Setting up an External USB drive for Pi
This step is optional; you don’t need a USB drive but it’s nice to have. The idea is that the USB drive will hold all of your websites files. The Pi runs off an SD card, and they tend to have small storage capacities and be slow. Best to leave that for the Operating System, and put all of your website files on a USB drive. That should work out more convenient, better performing, and cheaper than trying to get a big enough SD card to do all the work. I use a 32Gb USB flash drive at the moment as that’s physically small, fast, cheap, and doesn’t require an external power source (or powered USB hub). If I was to need to store a lot of data I could just swap to a more traditional USB HDD. Be aware if you want to do that; the Pi can only supply so much power over USB and a USB powered hard-disk isn’t likely to work plugged into the Pi itself; you’d likely need a powered USB hub to supply enough juice to run the drive. Plug your drive into the Pi, then type:
sudo fdisk -l
You’ll see a list of storage devices attached to the Pi; one is the SD card, the other is the drive you just plugged in. The SD card will be the one identified as /dev/mmcblk0 and will likely have a number of ‘partitions’ listed under it. We are interested in the other one; for me that is /dev/sda, and it has one partition ‘/dev/sda1′ yours will likely be the same, but check, and use your value in the following commands rather than mine. We’re going to format the partition on the USB drive so Linux has a clean slate to use – this will erase any data on the card.
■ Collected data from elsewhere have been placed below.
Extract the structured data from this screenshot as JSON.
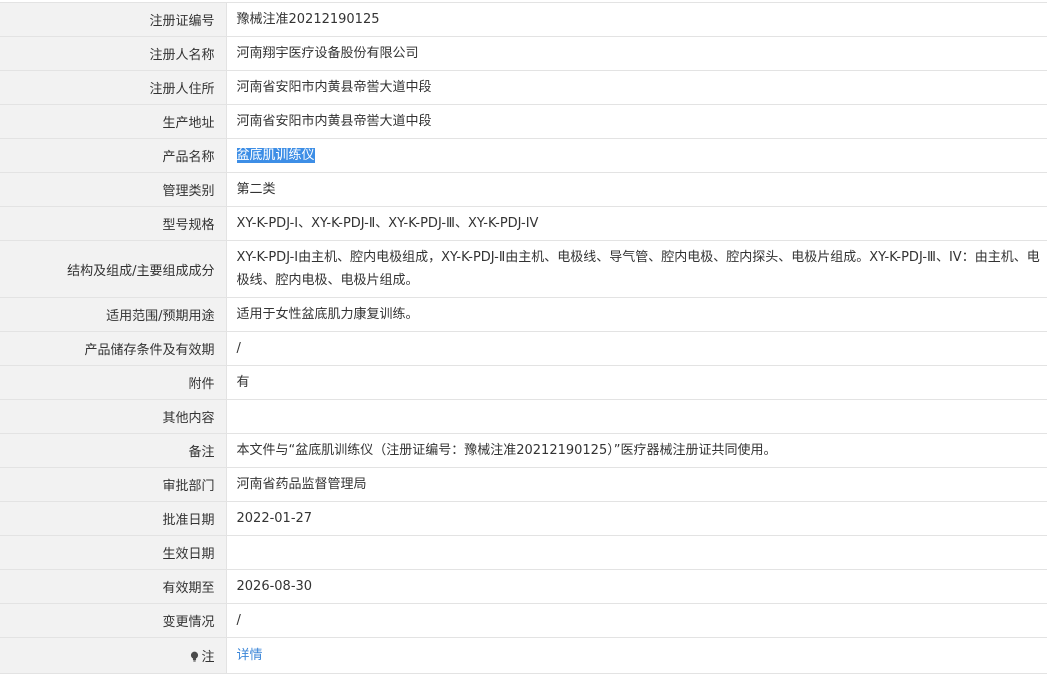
{
  "rows": [
    {
      "label": "注册证编号",
      "value": "豫械注准20212190125"
    },
    {
      "label": "注册人名称",
      "value": "河南翔宇医疗设备股份有限公司"
    },
    {
      "label": "注册人住所",
      "value": "河南省安阳市内黄县帝喾大道中段"
    },
    {
      "label": "生产地址",
      "value": "河南省安阳市内黄县帝喾大道中段"
    },
    {
      "label": "产品名称",
      "value": "盆底肌训练仪"
    },
    {
      "label": "管理类别",
      "value": "第二类"
    },
    {
      "label": "型号规格",
      "value": "XY-K-PDJ-Ⅰ、XY-K-PDJ-Ⅱ、XY-K-PDJ-Ⅲ、XY-K-PDJ-IV"
    },
    {
      "label": "结构及组成/主要组成成分",
      "value": "XY-K-PDJ-Ⅰ由主机、腔内电极组成，XY-K-PDJ-Ⅱ由主机、电极线、导气管、腔内电极、腔内探头、电极片组成。XY-K-PDJ-Ⅲ、IV：由主机、电极线、腔内电极、电极片组成。"
    },
    {
      "label": "适用范围/预期用途",
      "value": "适用于女性盆底肌力康复训练。"
    },
    {
      "label": "产品储存条件及有效期",
      "value": "/"
    },
    {
      "label": "附件",
      "value": "有"
    },
    {
      "label": "其他内容",
      "value": ""
    },
    {
      "label": "备注",
      "value": "本文件与“盆底肌训练仪（注册证编号：豫械注准20212190125）”医疗器械注册证共同使用。"
    },
    {
      "label": "审批部门",
      "value": "河南省药品监督管理局"
    },
    {
      "label": "批准日期",
      "value": "2022-01-27"
    },
    {
      "label": "生效日期",
      "value": ""
    },
    {
      "label": "有效期至",
      "value": "2026-08-30"
    },
    {
      "label": "变更情况",
      "value": "/"
    },
    {
      "label": "注",
      "value": "详情"
    }
  ],
  "icons": {
    "note": "bulb-icon"
  },
  "colors": {
    "selection": "#3d8ee6",
    "link": "#3b86d8",
    "label_bg": "#f2f2f2"
  }
}
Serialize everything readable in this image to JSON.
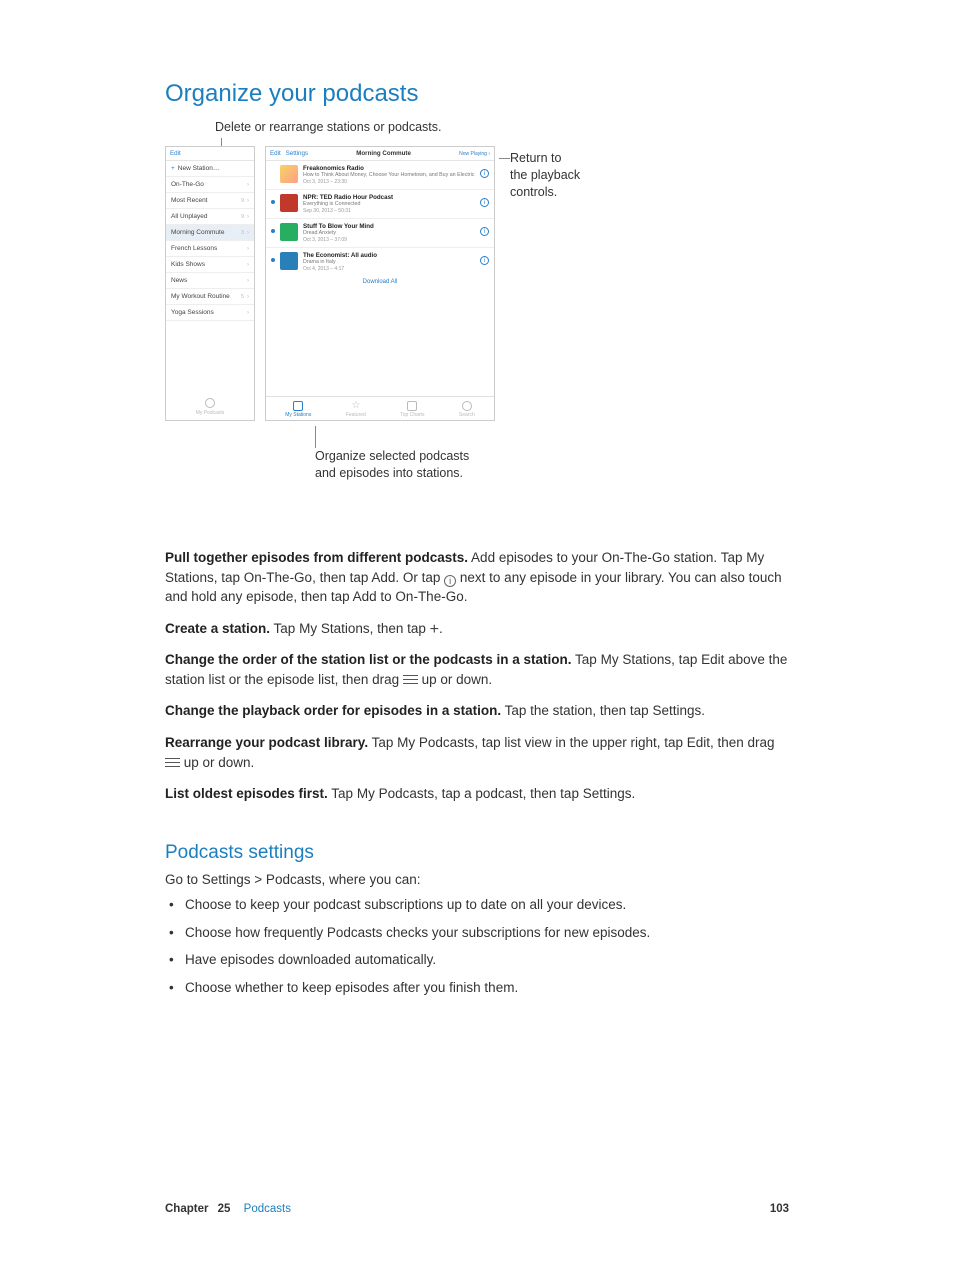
{
  "section1": {
    "title": "Organize your podcasts"
  },
  "callouts": {
    "top": "Delete or rearrange stations or podcasts.",
    "right_l1": "Return to",
    "right_l2": "the playback",
    "right_l3": "controls.",
    "bottom_l1": "Organize selected podcasts",
    "bottom_l2": "and episodes into stations."
  },
  "left": {
    "edit": "Edit",
    "footer": "My Podcasts",
    "rows": [
      {
        "label": "New Station…",
        "plus": "+",
        "chev": ""
      },
      {
        "label": "On-The-Go",
        "count": "",
        "chev": "›"
      },
      {
        "label": "Most Recent",
        "count": "9",
        "chev": "›"
      },
      {
        "label": "All Unplayed",
        "count": "9",
        "chev": "›"
      },
      {
        "label": "Morning Commute",
        "count": "3",
        "chev": "›",
        "sel": true
      },
      {
        "label": "French Lessons",
        "count": "",
        "chev": "›"
      },
      {
        "label": "Kids Shows",
        "count": "",
        "chev": "›"
      },
      {
        "label": "News",
        "count": "",
        "chev": "›"
      },
      {
        "label": "My Workout Routine",
        "count": "5",
        "chev": "›"
      },
      {
        "label": "Yoga Sessions",
        "count": "",
        "chev": "›"
      }
    ]
  },
  "right": {
    "edit": "Edit",
    "settings": "Settings",
    "title": "Morning Commute",
    "now_playing": "Now Playing",
    "download_all": "Download All",
    "episodes": [
      {
        "dot": false,
        "art": "a",
        "title": "Freakonomics Radio",
        "sub": "How to Think About Money, Choose Your Hometown, and Buy an Electric Toothbrush",
        "meta": "Oct 3, 2013 – 23:30"
      },
      {
        "dot": true,
        "art": "b",
        "title": "NPR: TED Radio Hour Podcast",
        "sub": "Everything is Connected",
        "meta": "Sep 30, 2013 – 50:31"
      },
      {
        "dot": true,
        "art": "c",
        "title": "Stuff To Blow Your Mind",
        "sub": "Dread Anxiety",
        "meta": "Oct 3, 2013 – 37:09"
      },
      {
        "dot": true,
        "art": "d",
        "title": "The Economist: All audio",
        "sub": "Drama in Italy",
        "meta": "Oct 4, 2013 – 4:17"
      }
    ],
    "tabs": {
      "my_stations": "My Stations",
      "featured": "Featured",
      "top_charts": "Top Charts",
      "search": "Search"
    }
  },
  "body": {
    "p1_bold": "Pull together episodes from different podcasts.",
    "p1_a": " Add episodes to your On-The-Go station. Tap My Stations, tap On-The-Go, then tap Add. Or tap ",
    "p1_b": " next to any episode in your library. You can also touch and hold any episode, then tap Add to On-The-Go.",
    "p2_bold": "Create a station.",
    "p2": " Tap My Stations, then tap ",
    "p2_end": ".",
    "p3_bold": "Change the order of the station list or the podcasts in a station.",
    "p3_a": " Tap My Stations, tap Edit above the station list or the episode list, then drag ",
    "p3_b": " up or down.",
    "p4_bold": "Change the playback order for episodes in a station.",
    "p4": " Tap the station, then tap Settings.",
    "p5_bold": "Rearrange your podcast library.",
    "p5_a": " Tap My Podcasts, tap list view in the upper right, tap Edit, then drag ",
    "p5_b": " up or down.",
    "p6_bold": "List oldest episodes first.",
    "p6": " Tap My Podcasts, tap a podcast, then tap Settings."
  },
  "section2": {
    "title": "Podcasts settings",
    "intro": "Go to Settings > Podcasts, where you can:",
    "items": [
      "Choose to keep your podcast subscriptions up to date on all your devices.",
      "Choose how frequently Podcasts checks your subscriptions for new episodes.",
      "Have episodes downloaded automatically.",
      "Choose whether to keep episodes after you finish them."
    ]
  },
  "footer": {
    "chapter_word": "Chapter",
    "chapter_num": "25",
    "chapter_name": "Podcasts",
    "page_num": "103"
  }
}
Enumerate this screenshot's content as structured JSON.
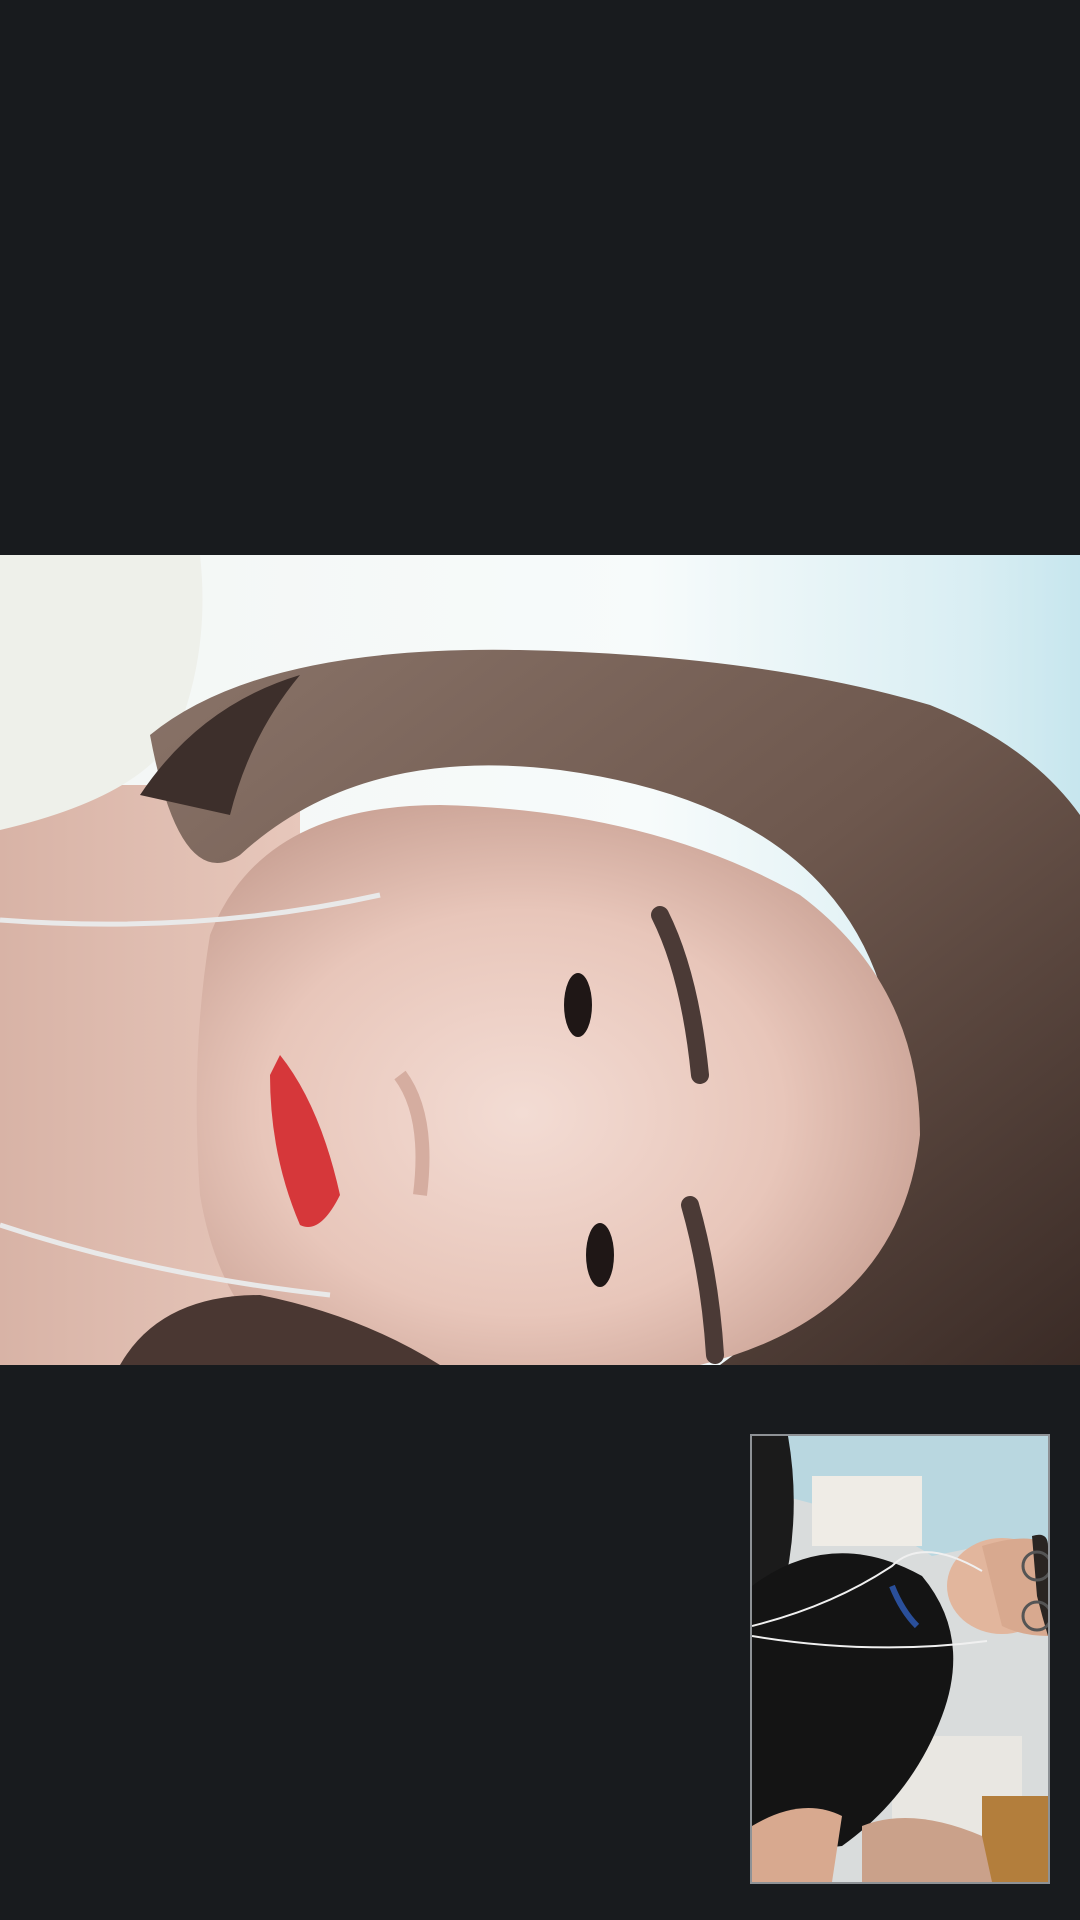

Remember to use the value you got for your USB drive if it’s different to mine.
sudo mkfs.ext4 /dev/sda1
The USB drive is now blank and in a Linux native filesystem format. Now we need to mount it (i.e., let Linux actually use it). First we create a mount point (a directory name we will access the drive from):
sudo mkdir /websites
and then we actually mount the drive onto that mount point:
sudo mount /dev/sda1 /websites
The drive is now available to the root user… but no one else has permission to access it. We can change that as follows:
sudo chgrp -R users /websites
Now any user belonging to the ‘users’ group can access the drive. But they can’t write to it yet:
sudo chmod -R g+w /websites
Now they can. The last job is to set up auto-mounting. Right now, if you rebooted the Pi then the /websites directory would be inaccessible because the drive would need to be re-mounted. That’s annoying, so we’ll automate that:
sudo nano /etc/fstab
You’ll see a somewhat complicated looking file. We just need to add a new line to it at the bottom and separate each item on the line with a tab – be sure to press the tab key where you see [tab] instead of writing the phrase [tab]
/dev/sda1 [tab] /websites [tab] ext4 [tab] defaults [tab] 0 [tab] 2
Press Ctrl+X to exit, Y then Enter to save. Done.